Затем мысли перескочили от тибетца на высокие плато его родины, всегда интересовавшие меня; я много читал о них и сейчас видел каменные нагромождения и бездонные провалы, окружавшие эту изломанную землю, перемешанную руками богов еще в момент зарождения земли и не претерпевшую с тех пор никаких изменений. Поговаривали, что именно гам находилась колыбель человеческой расы, именно оттуда спускались великие реки, вместе с которыми сходила на землю цивилизация. Люди, жившие на этом высокогорном унылом плато, с течением времени претерпели гораздо меньше изменений, чем остальные народы, — поэтому они, возможно, больше других знали о Промысле Божьем. Мне доставила удовольствие мысль о том, что я купил сандаловое дерево в Бристоле именно у тибетца.
Каждый народ верит, что на их самых высоких горах находятся троны богов — но на снежных вершинах Гималаев стоят троны самых главных богов, создавших остальных. Мы уговорились, что для успеха магии нам необходимо установить контакт с высокогорным плато с помощью странствующего тибетца, продавшего мне сандал на бристольской набережной.

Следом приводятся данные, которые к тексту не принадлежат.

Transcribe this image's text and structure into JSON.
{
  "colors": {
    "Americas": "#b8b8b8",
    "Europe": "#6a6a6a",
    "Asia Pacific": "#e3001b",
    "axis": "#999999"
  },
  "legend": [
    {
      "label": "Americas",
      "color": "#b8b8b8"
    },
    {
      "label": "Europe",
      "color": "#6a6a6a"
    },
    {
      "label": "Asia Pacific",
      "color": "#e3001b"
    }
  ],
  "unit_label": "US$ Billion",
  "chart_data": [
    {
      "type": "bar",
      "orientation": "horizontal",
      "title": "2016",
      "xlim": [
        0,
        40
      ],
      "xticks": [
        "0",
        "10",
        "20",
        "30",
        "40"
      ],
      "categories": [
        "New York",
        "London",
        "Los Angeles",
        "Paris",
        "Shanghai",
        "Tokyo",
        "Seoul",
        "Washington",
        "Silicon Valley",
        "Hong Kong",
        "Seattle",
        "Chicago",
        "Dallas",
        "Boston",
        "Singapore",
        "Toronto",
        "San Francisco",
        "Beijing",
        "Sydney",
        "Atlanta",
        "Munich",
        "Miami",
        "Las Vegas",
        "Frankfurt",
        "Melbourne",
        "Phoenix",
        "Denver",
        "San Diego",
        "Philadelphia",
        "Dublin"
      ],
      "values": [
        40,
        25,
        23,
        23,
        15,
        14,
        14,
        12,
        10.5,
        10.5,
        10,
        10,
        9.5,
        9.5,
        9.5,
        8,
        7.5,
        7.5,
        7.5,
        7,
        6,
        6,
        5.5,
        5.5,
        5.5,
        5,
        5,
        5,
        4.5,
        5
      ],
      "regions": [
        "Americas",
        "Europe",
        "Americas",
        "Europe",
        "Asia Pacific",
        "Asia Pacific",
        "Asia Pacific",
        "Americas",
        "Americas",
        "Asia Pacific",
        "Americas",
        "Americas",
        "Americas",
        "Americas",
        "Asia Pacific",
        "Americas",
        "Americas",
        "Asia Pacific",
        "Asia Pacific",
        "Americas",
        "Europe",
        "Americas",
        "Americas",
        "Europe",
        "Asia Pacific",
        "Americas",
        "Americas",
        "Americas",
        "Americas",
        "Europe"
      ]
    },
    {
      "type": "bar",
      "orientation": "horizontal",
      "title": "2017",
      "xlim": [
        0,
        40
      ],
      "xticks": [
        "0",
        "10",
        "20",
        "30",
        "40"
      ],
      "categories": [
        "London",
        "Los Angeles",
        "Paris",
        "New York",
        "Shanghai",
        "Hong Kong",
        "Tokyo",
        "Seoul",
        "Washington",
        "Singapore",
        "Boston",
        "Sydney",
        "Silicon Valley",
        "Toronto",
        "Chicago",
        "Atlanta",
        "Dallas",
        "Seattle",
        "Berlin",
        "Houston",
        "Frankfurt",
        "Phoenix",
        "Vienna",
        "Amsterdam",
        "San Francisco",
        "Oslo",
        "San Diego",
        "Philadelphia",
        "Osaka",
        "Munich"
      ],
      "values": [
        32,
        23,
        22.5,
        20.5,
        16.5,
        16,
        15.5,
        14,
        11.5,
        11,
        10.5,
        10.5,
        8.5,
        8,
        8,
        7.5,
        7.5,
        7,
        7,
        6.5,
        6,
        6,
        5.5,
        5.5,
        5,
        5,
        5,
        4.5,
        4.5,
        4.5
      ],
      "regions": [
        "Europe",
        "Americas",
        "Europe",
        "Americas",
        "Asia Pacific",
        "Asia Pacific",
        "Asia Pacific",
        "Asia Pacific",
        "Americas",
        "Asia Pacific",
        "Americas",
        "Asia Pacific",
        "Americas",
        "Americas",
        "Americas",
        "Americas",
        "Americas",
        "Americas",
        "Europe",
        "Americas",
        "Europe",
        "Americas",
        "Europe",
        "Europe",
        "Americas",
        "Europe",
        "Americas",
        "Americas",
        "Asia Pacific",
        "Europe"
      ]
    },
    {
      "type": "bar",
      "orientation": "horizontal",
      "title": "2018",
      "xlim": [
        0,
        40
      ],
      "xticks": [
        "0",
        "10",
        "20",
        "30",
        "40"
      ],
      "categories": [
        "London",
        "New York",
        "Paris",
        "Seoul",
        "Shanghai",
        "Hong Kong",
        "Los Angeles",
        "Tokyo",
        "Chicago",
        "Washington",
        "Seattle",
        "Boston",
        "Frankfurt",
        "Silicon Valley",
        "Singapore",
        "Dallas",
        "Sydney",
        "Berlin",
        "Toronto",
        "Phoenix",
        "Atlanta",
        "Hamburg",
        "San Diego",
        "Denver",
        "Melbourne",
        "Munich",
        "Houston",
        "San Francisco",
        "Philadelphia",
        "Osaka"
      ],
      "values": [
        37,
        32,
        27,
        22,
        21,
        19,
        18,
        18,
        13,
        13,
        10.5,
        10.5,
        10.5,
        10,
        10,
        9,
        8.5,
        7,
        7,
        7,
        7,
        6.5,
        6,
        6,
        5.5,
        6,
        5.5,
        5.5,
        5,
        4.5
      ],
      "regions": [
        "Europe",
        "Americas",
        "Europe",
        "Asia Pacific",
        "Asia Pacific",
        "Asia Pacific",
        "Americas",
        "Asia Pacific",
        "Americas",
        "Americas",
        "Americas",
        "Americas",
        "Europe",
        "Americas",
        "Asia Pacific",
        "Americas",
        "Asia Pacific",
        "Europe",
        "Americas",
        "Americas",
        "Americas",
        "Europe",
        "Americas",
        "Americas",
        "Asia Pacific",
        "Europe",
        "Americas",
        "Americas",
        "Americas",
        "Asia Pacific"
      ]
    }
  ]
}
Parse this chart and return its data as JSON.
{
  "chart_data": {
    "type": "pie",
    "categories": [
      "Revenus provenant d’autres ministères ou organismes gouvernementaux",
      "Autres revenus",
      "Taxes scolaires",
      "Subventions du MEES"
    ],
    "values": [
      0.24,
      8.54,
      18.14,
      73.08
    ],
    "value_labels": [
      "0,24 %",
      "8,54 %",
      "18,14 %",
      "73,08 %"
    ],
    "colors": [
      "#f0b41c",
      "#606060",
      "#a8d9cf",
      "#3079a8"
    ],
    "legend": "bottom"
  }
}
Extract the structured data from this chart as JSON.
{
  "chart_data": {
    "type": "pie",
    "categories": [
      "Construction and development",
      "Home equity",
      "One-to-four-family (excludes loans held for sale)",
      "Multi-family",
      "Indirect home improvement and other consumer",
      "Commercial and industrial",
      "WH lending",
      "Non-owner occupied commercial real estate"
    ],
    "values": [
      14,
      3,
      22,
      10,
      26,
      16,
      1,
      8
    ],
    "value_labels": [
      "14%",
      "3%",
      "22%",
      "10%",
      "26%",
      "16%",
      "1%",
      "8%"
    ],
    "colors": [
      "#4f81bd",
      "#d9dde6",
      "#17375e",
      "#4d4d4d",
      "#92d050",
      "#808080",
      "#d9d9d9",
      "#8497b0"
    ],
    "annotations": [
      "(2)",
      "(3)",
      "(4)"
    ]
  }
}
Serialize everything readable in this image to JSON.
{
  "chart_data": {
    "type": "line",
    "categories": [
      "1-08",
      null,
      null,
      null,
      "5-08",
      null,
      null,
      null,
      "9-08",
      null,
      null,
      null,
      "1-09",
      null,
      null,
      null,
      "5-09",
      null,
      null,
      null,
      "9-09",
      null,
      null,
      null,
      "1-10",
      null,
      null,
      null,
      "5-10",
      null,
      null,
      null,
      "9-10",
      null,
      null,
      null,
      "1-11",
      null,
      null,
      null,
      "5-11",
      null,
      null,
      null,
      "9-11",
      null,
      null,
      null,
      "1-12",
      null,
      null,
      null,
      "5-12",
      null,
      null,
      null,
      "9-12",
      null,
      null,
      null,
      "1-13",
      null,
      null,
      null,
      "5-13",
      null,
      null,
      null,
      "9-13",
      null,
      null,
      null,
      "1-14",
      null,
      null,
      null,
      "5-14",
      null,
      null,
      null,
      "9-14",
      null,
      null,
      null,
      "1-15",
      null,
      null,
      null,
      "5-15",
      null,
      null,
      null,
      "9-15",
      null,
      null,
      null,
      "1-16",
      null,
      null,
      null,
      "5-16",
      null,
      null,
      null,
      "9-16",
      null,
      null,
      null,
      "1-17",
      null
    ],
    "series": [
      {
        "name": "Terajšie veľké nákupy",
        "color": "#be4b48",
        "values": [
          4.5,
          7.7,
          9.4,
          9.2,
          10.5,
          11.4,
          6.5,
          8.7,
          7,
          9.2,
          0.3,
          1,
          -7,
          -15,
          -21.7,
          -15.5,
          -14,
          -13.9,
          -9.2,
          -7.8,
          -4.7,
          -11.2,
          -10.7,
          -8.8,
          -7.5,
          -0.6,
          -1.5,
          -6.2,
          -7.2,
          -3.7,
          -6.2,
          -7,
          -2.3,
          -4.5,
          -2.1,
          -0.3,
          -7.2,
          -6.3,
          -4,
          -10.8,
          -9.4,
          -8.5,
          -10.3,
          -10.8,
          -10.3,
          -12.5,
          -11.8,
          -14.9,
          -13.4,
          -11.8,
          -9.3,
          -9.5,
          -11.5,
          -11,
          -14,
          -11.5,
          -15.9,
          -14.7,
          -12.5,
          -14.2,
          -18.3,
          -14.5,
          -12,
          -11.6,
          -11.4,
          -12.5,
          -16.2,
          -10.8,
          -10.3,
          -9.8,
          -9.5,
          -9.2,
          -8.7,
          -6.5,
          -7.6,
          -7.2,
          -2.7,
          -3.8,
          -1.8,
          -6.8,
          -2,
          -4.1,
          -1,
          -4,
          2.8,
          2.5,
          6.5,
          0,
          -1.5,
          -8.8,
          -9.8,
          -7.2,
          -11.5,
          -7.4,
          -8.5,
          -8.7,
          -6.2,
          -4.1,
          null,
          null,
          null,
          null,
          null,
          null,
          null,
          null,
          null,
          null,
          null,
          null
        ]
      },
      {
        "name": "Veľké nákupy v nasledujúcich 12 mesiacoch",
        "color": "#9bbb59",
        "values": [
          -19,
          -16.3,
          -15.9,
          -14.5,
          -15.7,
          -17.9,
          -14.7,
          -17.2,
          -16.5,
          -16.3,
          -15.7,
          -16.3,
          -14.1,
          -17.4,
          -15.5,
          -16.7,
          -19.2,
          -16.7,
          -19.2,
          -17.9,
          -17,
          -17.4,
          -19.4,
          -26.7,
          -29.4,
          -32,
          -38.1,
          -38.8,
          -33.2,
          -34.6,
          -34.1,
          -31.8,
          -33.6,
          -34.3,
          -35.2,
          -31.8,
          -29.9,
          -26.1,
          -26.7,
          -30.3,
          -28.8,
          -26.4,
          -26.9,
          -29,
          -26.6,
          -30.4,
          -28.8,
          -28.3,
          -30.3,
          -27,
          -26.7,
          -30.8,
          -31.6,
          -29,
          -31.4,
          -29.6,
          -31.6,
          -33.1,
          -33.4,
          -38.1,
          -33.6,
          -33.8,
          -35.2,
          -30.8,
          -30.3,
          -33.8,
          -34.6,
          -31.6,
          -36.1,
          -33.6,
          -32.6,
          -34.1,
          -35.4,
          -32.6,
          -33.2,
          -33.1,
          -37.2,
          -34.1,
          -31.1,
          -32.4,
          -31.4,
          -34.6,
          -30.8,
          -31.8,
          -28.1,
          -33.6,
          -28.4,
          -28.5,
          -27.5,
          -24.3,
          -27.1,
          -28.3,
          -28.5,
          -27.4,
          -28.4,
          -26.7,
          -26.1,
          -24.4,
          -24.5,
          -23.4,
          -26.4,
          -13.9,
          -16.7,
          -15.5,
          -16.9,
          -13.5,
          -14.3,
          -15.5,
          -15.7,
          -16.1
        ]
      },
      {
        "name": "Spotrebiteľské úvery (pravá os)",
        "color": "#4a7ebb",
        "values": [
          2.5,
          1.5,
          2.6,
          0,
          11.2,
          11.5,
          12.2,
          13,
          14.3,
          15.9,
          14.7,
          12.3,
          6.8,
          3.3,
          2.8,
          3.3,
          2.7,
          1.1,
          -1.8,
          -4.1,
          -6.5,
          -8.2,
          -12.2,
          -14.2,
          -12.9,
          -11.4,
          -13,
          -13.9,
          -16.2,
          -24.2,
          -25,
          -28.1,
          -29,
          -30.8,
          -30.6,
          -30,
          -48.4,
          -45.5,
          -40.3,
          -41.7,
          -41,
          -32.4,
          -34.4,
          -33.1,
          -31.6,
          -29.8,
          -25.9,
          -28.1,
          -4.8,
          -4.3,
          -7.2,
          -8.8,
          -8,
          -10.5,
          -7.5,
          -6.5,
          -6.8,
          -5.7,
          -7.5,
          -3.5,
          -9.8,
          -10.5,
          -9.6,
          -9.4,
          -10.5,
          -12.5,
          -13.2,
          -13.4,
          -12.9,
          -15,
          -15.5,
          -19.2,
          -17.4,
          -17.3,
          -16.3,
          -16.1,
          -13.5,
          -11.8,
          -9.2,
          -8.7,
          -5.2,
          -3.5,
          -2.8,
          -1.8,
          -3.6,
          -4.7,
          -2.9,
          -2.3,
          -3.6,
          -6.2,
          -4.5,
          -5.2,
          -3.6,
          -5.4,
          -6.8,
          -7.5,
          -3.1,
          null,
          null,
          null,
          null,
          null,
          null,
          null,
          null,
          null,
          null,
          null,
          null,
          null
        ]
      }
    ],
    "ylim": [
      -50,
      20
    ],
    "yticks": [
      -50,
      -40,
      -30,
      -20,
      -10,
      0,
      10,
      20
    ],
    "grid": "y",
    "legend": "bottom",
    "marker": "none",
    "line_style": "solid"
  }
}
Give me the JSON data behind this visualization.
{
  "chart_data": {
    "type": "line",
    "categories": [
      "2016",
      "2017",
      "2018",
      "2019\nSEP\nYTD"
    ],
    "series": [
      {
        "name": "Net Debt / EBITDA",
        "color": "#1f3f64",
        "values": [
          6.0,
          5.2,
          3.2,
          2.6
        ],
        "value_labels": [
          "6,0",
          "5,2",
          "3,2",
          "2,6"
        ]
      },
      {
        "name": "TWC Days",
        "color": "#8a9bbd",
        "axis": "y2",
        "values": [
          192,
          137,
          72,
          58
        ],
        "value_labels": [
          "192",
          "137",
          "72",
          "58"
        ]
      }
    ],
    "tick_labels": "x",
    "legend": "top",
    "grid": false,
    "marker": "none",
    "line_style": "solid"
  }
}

Я уверен, что в этих связях что-то есть.
Однако мы совсем не желали возвращаться к самому рождению мира, так что я отозвал свой разум с Древнего Востока; возвращаясь, я пролетал над вершинами Памира, над древним Оксом, олицетворяя суждение о том, что первая мудрость человеческая пришла на Запад вместе с восточными мудрецами; я видел, как Земля подо мной расстилалась, подобно карте, — ведь я был очень далек от нее, летя на крыльях фантазии, проникнув в другое измерение через огненные пещеры Костра Азраэля.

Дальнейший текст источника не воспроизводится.